IN-GEL TRYPTIC DIGESTION IN
96-WELL MICROTITER PLATE
SILVER STAINED GELS

96-Well Microplate: Nunc

V-96 Polypropylene Plate Purchased from Fisher Scientific. Cat No. 12-565-263

Special Pipetter: Multichannel Pipetter

Solutions:

• 0.1% TFA/60% acetonitrile.
  
  
• 30 mM potassium ferricyanide (K3 [Fe (CN)6 ], FW 329.3) in water (9.88 mg/ 1ml H2O).
  
  
• 100 mM sodium thiosulfate (Na2S2O3 5H2O, FW 248.2) in water (24.8 mg/ 1ml H2O).
  
  
• 200 mM ammonium bicarbonate (NH4HCO3 FW 79) in water (15.8 mg/ 1ml H2O).
  
  
• 100 mM NEM acetate pH 8.6 (N-Ethyl Morpholine, Aldrich stock = 7.86 M prepare fresh; adjust pH to 8.6 with 1M acetic acid).
  
  
• 50% CH3CN / 30 mM NEM acetate pH 8.6.
  
  
• 30 mM NEM acetate (pH8.6).
  
  
• modified Trypsin (Promega)

Procedure:

Follow steps 1 and 2 for in-gel tryptic digestion in a 96-well microtiter plate for Coomassie blue stained gels.

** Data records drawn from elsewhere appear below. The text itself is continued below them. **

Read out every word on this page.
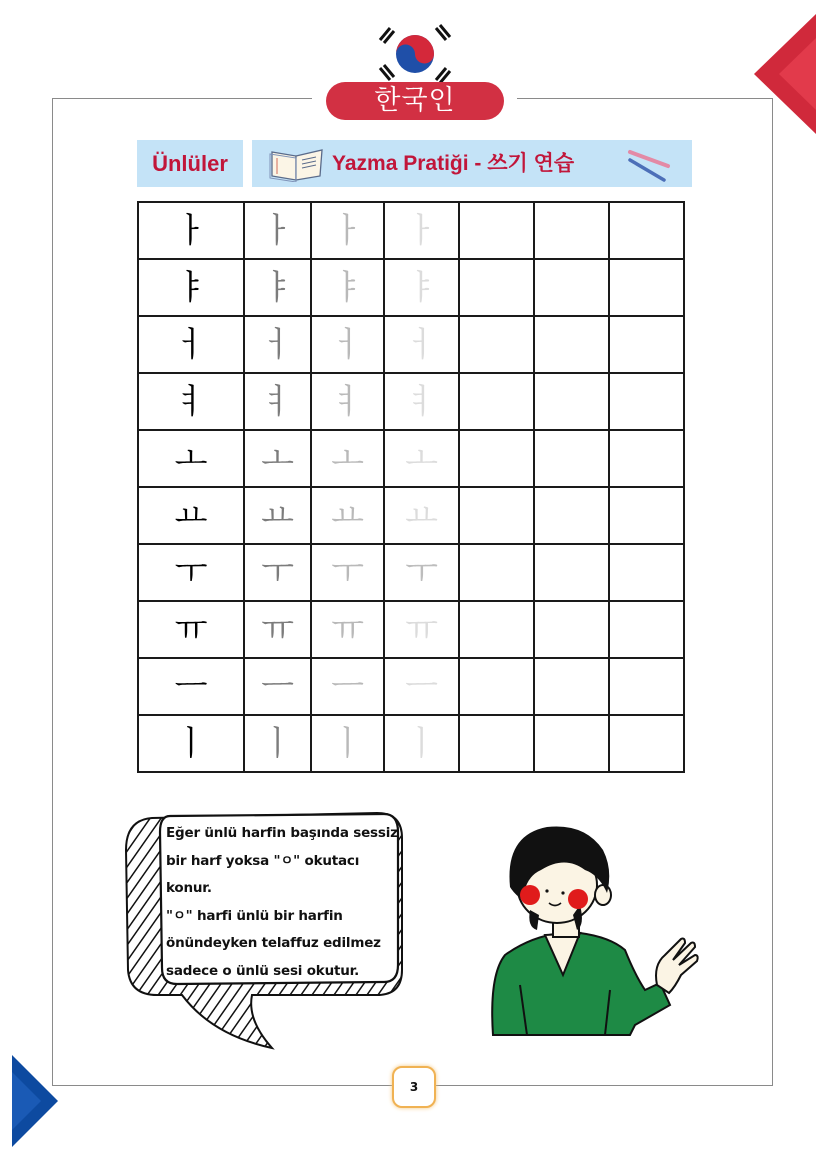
한국인
Ünlüler	Yazma Pratiği - 쓰기 연습
ㅏ	ㅏ	ㅏ	ㅏ			
ㅑ	ㅑ	ㅑ	ㅑ			
ㅓ	ㅓ	ㅓ	ㅓ			
ㅕ	ㅕ	ㅕ	ㅕ			
ㅗ	ㅗ	ㅗ	ㅗ			
ㅛ	ㅛ	ㅛ	ㅛ			
ㅜ	ㅜ	ㅜ	ㅜ			
ㅠ	ㅠ	ㅠ	ㅠ			
ㅡ	ㅡ	ㅡ	ㅡ			
ㅣ	ㅣ	ㅣ	ㅣ			
Eğer ünlü harfin başında sessiz
bir harf yoksa "ㅇ" okutacı
konur.
"ㅇ" harfi ünlü bir harfin
önündeyken telaffuz edilmez
sadece o ünlü sesi okutur.
3
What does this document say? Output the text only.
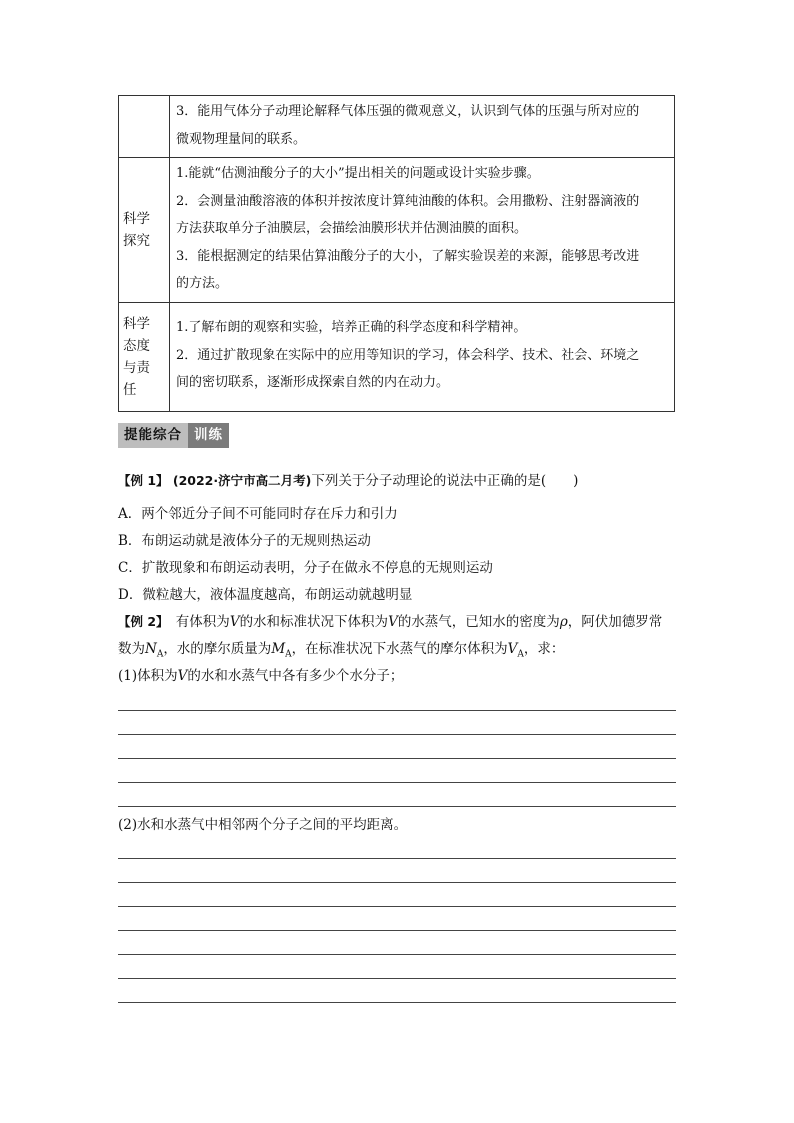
	3．能用气体分子动理论解释气体压强的微观意义，认识到气体的压强与所对应的
微观物理量间的联系。

科学
探究	1.能就“估测油酸分子的大小”提出相关的问题或设计实验步骤。
2．会测量油酸溶液的体积并按浓度计算纯油酸的体积。会用撒粉、注射器滴液的
方法获取单分子油膜层，会描绘油膜形状并估测油膜的面积。
3．能根据测定的结果估算油酸分子的大小，了解实验误差的来源，能够思考改进
的方法。

科学
态度
与责
任	1.了解布朗的观察和实验，培养正确的科学态度和科学精神。
2．通过扩散现象在实际中的应用等知识的学习，体会科学、技术、社会、环境之
间的密切联系，逐渐形成探索自然的内在动力。
提能综合 训练
【例 1】 (2022·济宁市高二月考)下列关于分子动理论的说法中正确的是(　　)
A．两个邻近分子间不可能同时存在斥力和引力
B．布朗运动就是液体分子的无规则热运动
C．扩散现象和布朗运动表明，分子在做永不停息的无规则运动
D．微粒越大，液体温度越高，布朗运动就越明显
【例 2】　有体积为V的水和标准状况下体积为V的水蒸气，已知水的密度为ρ，阿伏加德罗常
数为$N_A$，水的摩尔质量为$M_A$，在标准状况下水蒸气的摩尔体积为$V_A$，求：
(1)体积为V的水和水蒸气中各有多少个水分子；
(2)水和水蒸气中相邻两个分子之间的平均距离。
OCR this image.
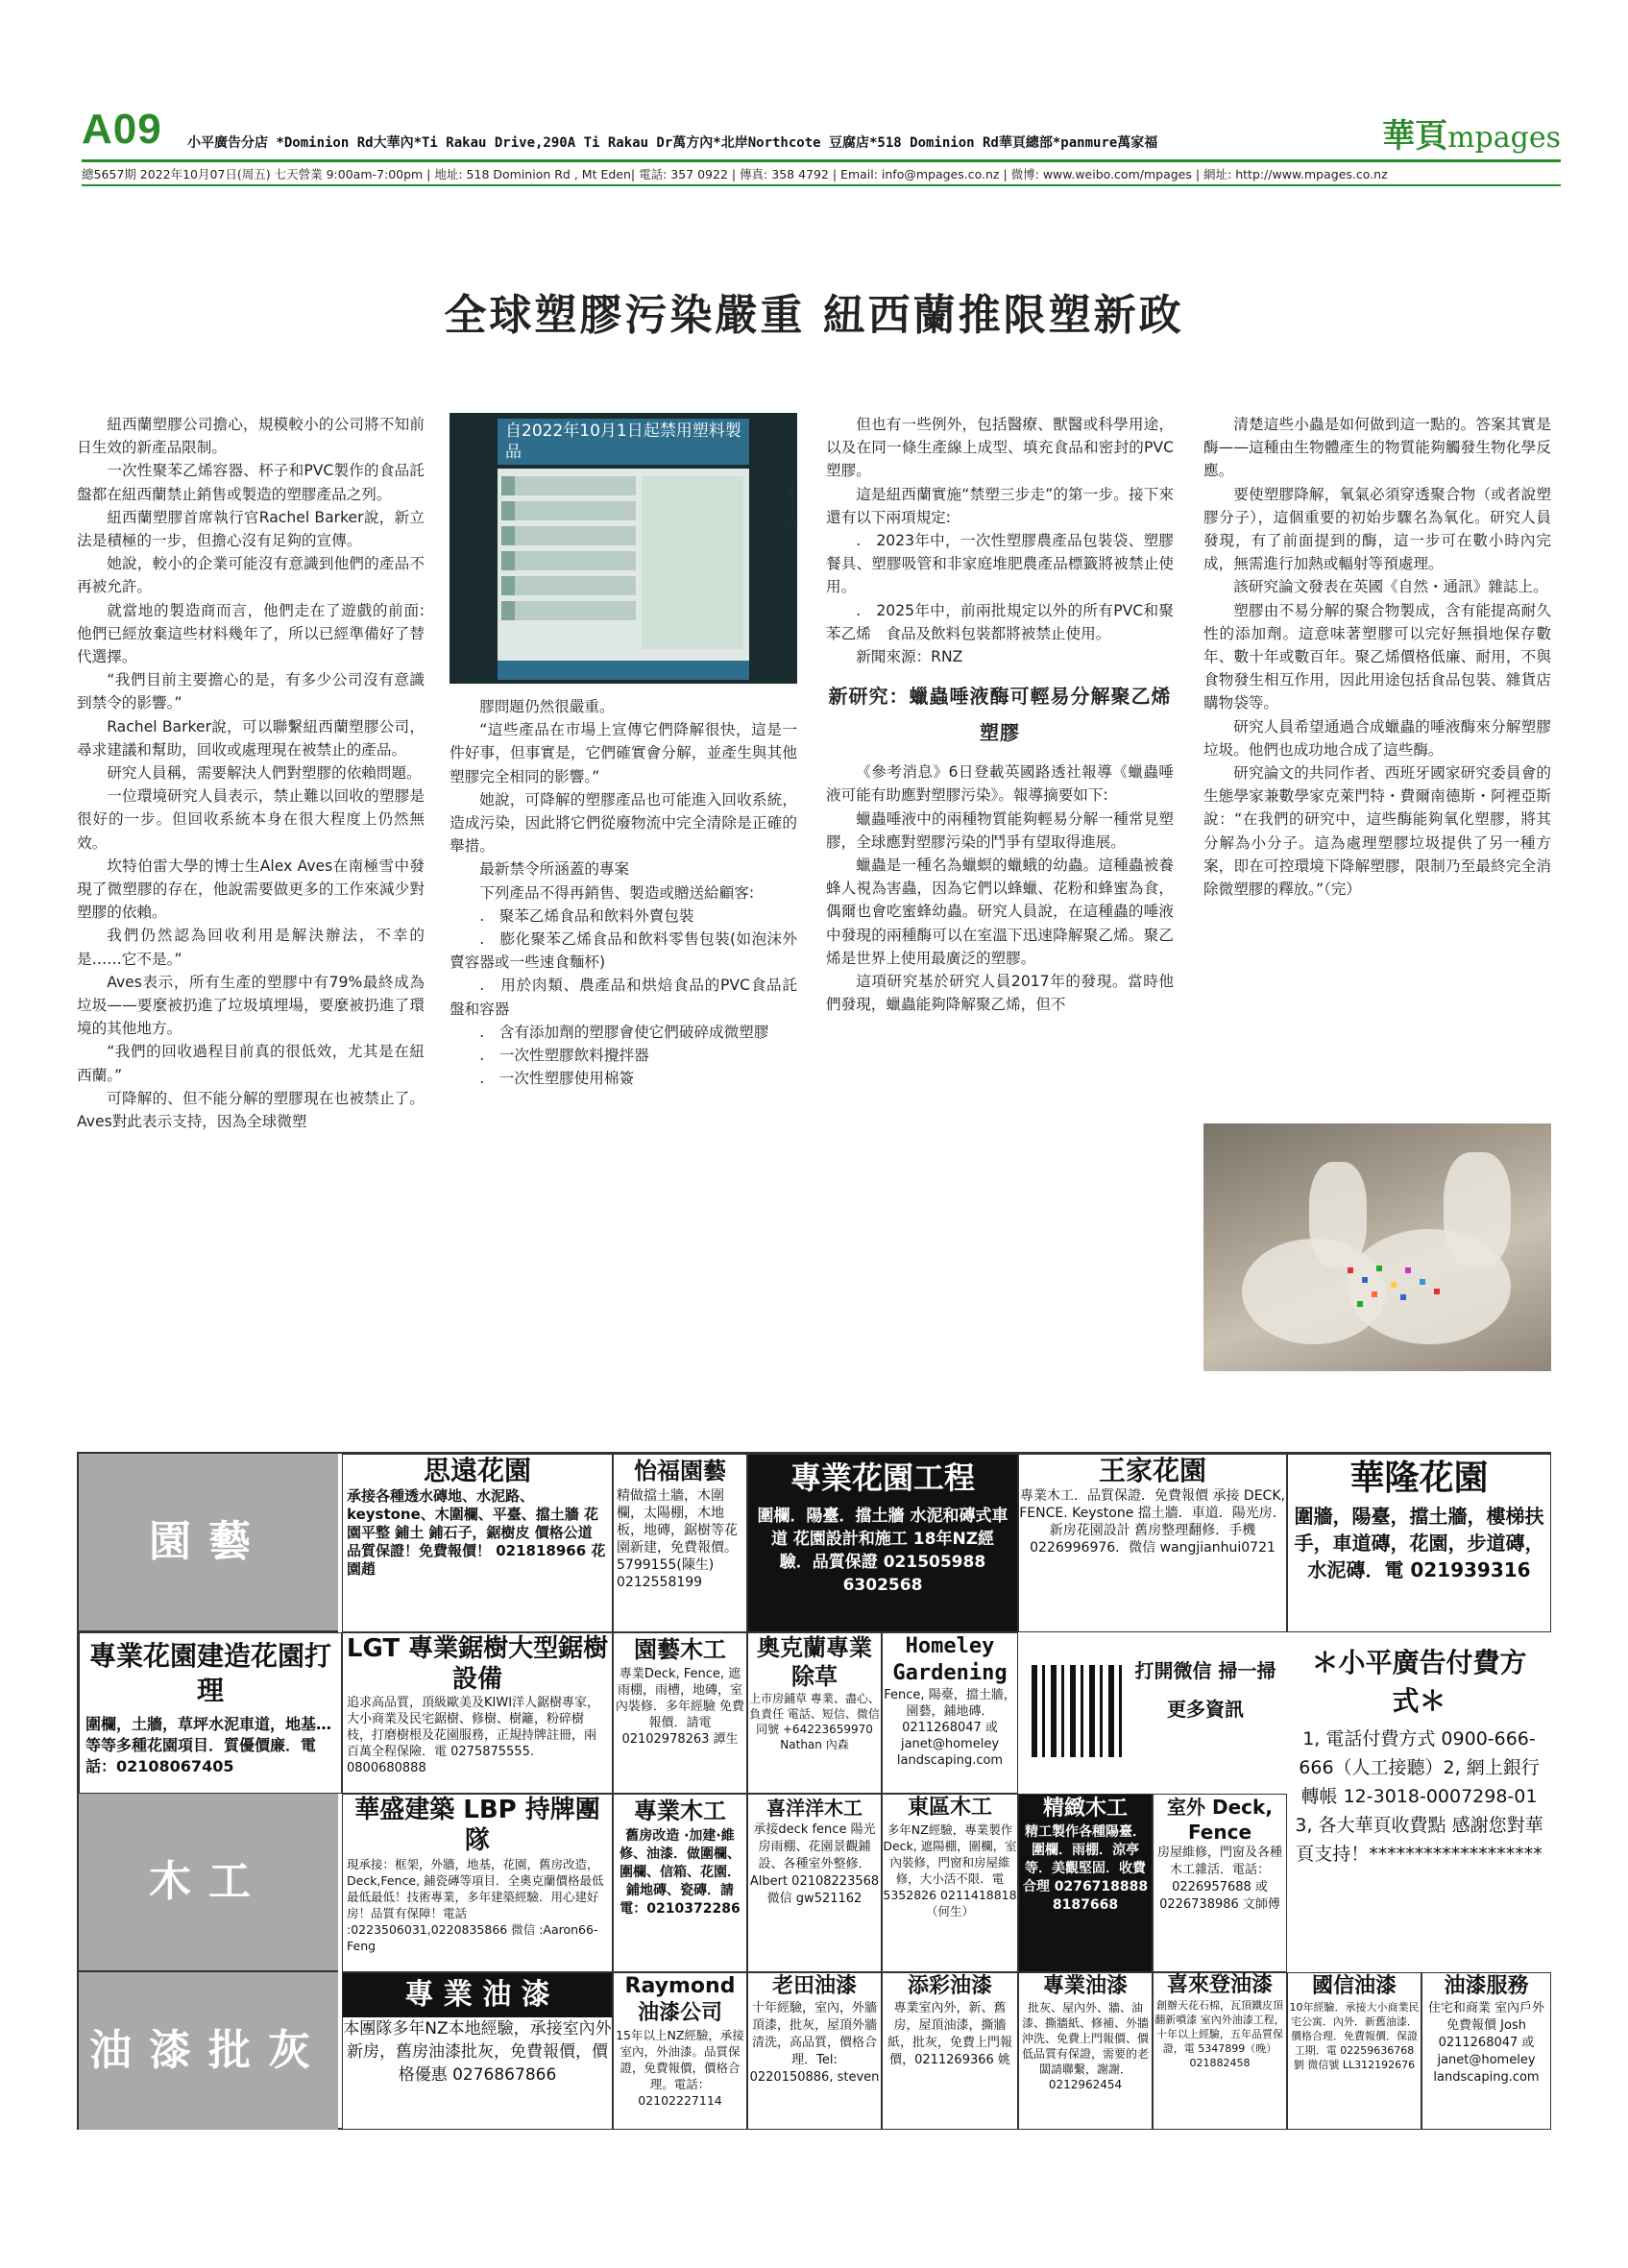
A09 小平廣告分店 *Dominion Rd大華內*Ti Rakau Drive,290A Ti Rakau Dr萬方內*北岸Northcote 豆腐店*518 Dominion Rd華頁總部*panmure萬家福	華頁mpages
總5657期 2022年10月07日(周五) 七天營業 9:00am-7:00pm | 地址: 518 Dominion Rd , Mt Eden| 電話: 357 0922 | 傳真: 358 4792 | Email: info@mpages.co.nz | 微博: www.weibo.com/mpages | 網址: http://www.mpages.co.nz
全球塑膠污染嚴重 紐西蘭推限塑新政

紐西蘭塑膠公司擔心，規模較小的公司將不知前日生效的新產品限制。

一次性聚苯乙烯容器、杯子和PVC製作的食品託盤都在紐西蘭禁止銷售或製造的塑膠產品之列。

紐西蘭塑膠首席執行官Rachel Barker說，新立法是積極的一步，但擔心沒有足夠的宣傳。

她說，較小的企業可能沒有意識到他們的產品不再被允許。

就當地的製造商而言，他們走在了遊戲的前面:他們已經放棄這些材料幾年了，所以已經準備好了替代選擇。

“我們目前主要擔心的是，有多少公司沒有意識到禁令的影響。”

Rachel Barker說，可以聯繫紐西蘭塑膠公司，尋求建議和幫助，回收或處理現在被禁止的產品。

研究人員稱，需要解決人們對塑膠的依賴問題。

一位環境研究人員表示，禁止難以回收的塑膠是很好的一步。但回收系統本身在很大程度上仍然無效。

坎特伯雷大學的博士生Alex Aves在南極雪中發現了微塑膠的存在，他說需要做更多的工作來減少對塑膠的依賴。

我們仍然認為回收利用是解決辦法，不幸的是……它不是。”

Aves表示，所有生產的塑膠中有79%最終成為垃圾——要麼被扔進了垃圾填埋場，要麼被扔進了環境的其他地方。

“我們的回收過程目前真的很低效，尤其是在紐西蘭。”

可降解的、但不能分解的塑膠現在也被禁止了。Aves對此表示支持，因為全球微塑

自2022年10月1日起禁用塑料製品
替代品

膠問題仍然很嚴重。

“這些產品在市場上宣傳它們降解很快，這是一件好事，但事實是，它們確實會分解，並產生與其他塑膠完全相同的影響。”

她說，可降解的塑膠產品也可能進入回收系統，造成污染，因此將它們從廢物流中完全清除是正確的舉措。

最新禁令所涵蓋的專案

下列產品不得再銷售、製造或贈送給顧客:

.　聚苯乙烯食品和飲料外賣包裝

.　膨化聚苯乙烯食品和飲料零售包裝(如泡沫外賣容器或一些速食麵杯)

.　用於肉類、農產品和烘焙食品的PVC食品託盤和容器

.　含有添加劑的塑膠會使它們破碎成微塑膠

.　一次性塑膠飲料攪拌器

.　一次性塑膠使用棉簽

但也有一些例外，包括醫療、獸醫或科學用途，以及在同一條生產線上成型、填充食品和密封的PVC塑膠。

這是紐西蘭實施“禁塑三步走”的第一步。接下來還有以下兩項規定:

.　2023年中，一次性塑膠農產品包裝袋、塑膠餐具、塑膠吸管和非家庭堆肥農產品標籤將被禁止使用。

.　2025年中，前兩批規定以外的所有PVC和聚苯乙烯　食品及飲料包裝都將被禁止使用。

新聞來源：RNZ

新研究：蠟蟲唾液酶可輕易分解聚乙烯塑膠

《參考消息》6日登載英國路透社報導《蠟蟲唾液可能有助應對塑膠污染》。報導摘要如下:

蠟蟲唾液中的兩種物質能夠輕易分解一種常見塑膠，全球應對塑膠污染的鬥爭有望取得進展。

蠟蟲是一種名為蠟螟的蠟蛾的幼蟲。這種蟲被養蜂人視為害蟲，因為它們以蜂蠟、花粉和蜂蜜為食，偶爾也會吃蜜蜂幼蟲。研究人員說，在這種蟲的唾液中發現的兩種酶可以在室溫下迅速降解聚乙烯。聚乙烯是世界上使用最廣泛的塑膠。

這項研究基於研究人員2017年的發現。當時他們發現，蠟蟲能夠降解聚乙烯，但不

清楚這些小蟲是如何做到這一點的。答案其實是酶——這種由生物體產生的物質能夠觸發生物化學反應。

要使塑膠降解，氧氣必須穿透聚合物（或者說塑膠分子），這個重要的初始步驟名為氧化。研究人員發現，有了前面提到的酶，這一步可在數小時內完成，無需進行加熱或輻射等預處理。

該研究論文發表在英國《自然・通訊》雜誌上。

塑膠由不易分解的聚合物製成，含有能提高耐久性的添加劑。這意味著塑膠可以完好無損地保存數年、數十年或數百年。聚乙烯價格低廉、耐用，不與食物發生相互作用，因此用途包括食品包裝、雜貨店購物袋等。

研究人員希望通過合成蠟蟲的唾液酶來分解塑膠垃圾。他們也成功地合成了這些酶。

研究論文的共同作者、西班牙國家研究委員會的生態學家兼數學家克萊門特・費爾南德斯・阿裡亞斯說：“在我們的研究中，這些酶能夠氧化塑膠，將其分解為小分子。這為處理塑膠垃圾提供了另一種方案，即在可控環境下降解塑膠，限制乃至最終完全消除微塑膠的釋放。”（完）

園藝
木工
油漆批灰
思遠花園
承接各種透水磚地、水泥路、keystone、木圍欄、平臺、擋土牆 花園平整 鋪土 鋪石子，鋸樹皮 價格公道 品質保證！免費報價！ 021818966 花園趙
怡福園藝
精做擋土牆，木圍欄，太陽棚，木地板，地磚，鋸樹等花園新建，免費報價。5799155(陳生) 0212558199
專業花園工程
圍欄．陽臺．擋土牆 水泥和磚式車道 花園設計和施工 18年NZ經驗．品質保證 021505988 6302568
王家花園
專業木工．品質保證．免費報價 承接 DECK, FENCE. Keystone 擋土牆．車道．陽光房．新房花園設計 舊房整理翻修．手機 0226996976．微信 wangjianhui0721
華隆花園
圍牆，陽臺，擋土牆，樓梯扶手，車道磚，花園，步道磚，水泥磚．電 021939316
專業花園建造花園打理
圍欄，土牆，草坪水泥車道，地基…等等多種花園項目．質優價廉．電話：02108067405
LGT 專業鋸樹大型鋸樹設備
追求高品質，頂級歐美及KIWI洋人鋸樹專家，大小商業及民宅鋸樹、修樹、樹籬，粉碎樹枝，打磨樹根及花園服務，正規持牌註冊，兩百萬全程保險．電 0275875555. 0800680888
園藝木工
專業Deck, Fence, 遮雨棚，雨槽，地磚，室內裝修．多年經驗 免費報價．請電 02102978263 譚生
奧克蘭專業除草
上市房鋪草 專業、盡心、負責任 電話、短信、微信同號 +64223659970 Nathan 內森
Homeley Gardening
Fence, 陽臺，擋土牆，園藝，鋪地磚．0211268047 或 janet@homeley landscaping.com
打開微信 掃一掃 更多資訊
＊小平廣告付費方式＊
1, 電話付費方式 0900-666-666（人工接聽）2, 網上銀行轉帳 12-3018-0007298-01 3, 各大華頁收費點 感謝您對華頁支持！*******************
華盛建築 LBP 持牌團隊
現承接：框架，外牆，地基，花園，舊房改造，Deck,Fence, 鋪瓷磚等項目．全奧克蘭價格最低最低最低！技術專業，多年建築經驗．用心建好房！品質有保障！電話 :0223506031,0220835866 微信 :Aaron66-Feng
專業木工
舊房改造 ·加建·維修、油漆．做圍欄、圍欄、信箱、花園．鋪地磚、瓷磚．請電：0210372286
喜洋洋木工
承接deck fence 陽光房雨棚、花園景觀鋪設、各種室外整修．Albert 02108223568 微信 gw521162
東區木工
多年NZ經驗，專業製作 Deck, 遮陽棚，圍欄，室內裝修，門窗和房屋維修，大小活不限．電 5352826 0211418818（何生）
精緻木工
精工製作各種陽臺．圍欄．雨棚．涼亭等．美觀堅固．收費合理 0276718888 8187668
室外 Deck, Fence
房屋維修，門窗及各種木工雜活．電話：0226957688 或 0226738986 文師傅
專 業 油 漆
本團隊多年NZ本地經驗，承接室內外新房，舊房油漆批灰，免費報價，價格優惠 0276867866
Raymond 油漆公司
15年以上NZ經驗，承接室內，外油漆。品質保證，免費報價，價格合理。電話：02102227114
老田油漆
十年經驗，室內，外牆頂漆，批灰，屋頂外牆清洗，高品質，價格合理．Tel: 0220150886, steven
添彩油漆
專業室內外，新、舊房，屋頂油漆，撕牆紙，批灰，免費上門報價，0211269366 姚
專業油漆
批灰、屋內外、牆、油漆、撕牆紙、修補、外牆沖洗、免費上門報價、價低品質有保證，需要的老闆請聯繫，謝謝．0212962454
喜來登油漆
創辦天花石棉，瓦頂鐵皮頂翻新噴漆 室內外油漆工程，十年以上經驗，五年品質保證，電 5347899（晚）021882458
國信油漆
10年經驗．承接大小商業民宅公寓．內外．新舊油漆．價格合理．免費報價．保證工期．電 02259636768 劉 微信號 LL312192676
油漆服務
住宅和商業 室內戶外 免費報價 Josh 0211268047 或 janet@homeley landscaping.com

1. Wash gel pieces with 150 µl of H2O for 10 minutes at room temperature on tilt table.
   
   
2. Remove wash.
   
   
3. Mix 30mM potassium ferricyanide and 100mM sodium thiosulfate 1:1 to make the destaining solution, then add 30-50 µl of the destaining solution to gel piece; the gel will destain in less than 5 min and the brownish color disappears.
   
   
4. Remove the destaining solution and wash the gel piece with water until no yellow color remains (usually 5-6 times).
   
   
5. Wash the gel pieces with 150 µl of 200 mM ammonium bicarbonate for 20 minutes at room temperature on tilt table.
   
   

Resume the microtiter plate tryptic digestion protocol for Coomassie Blue stained gels at step 8.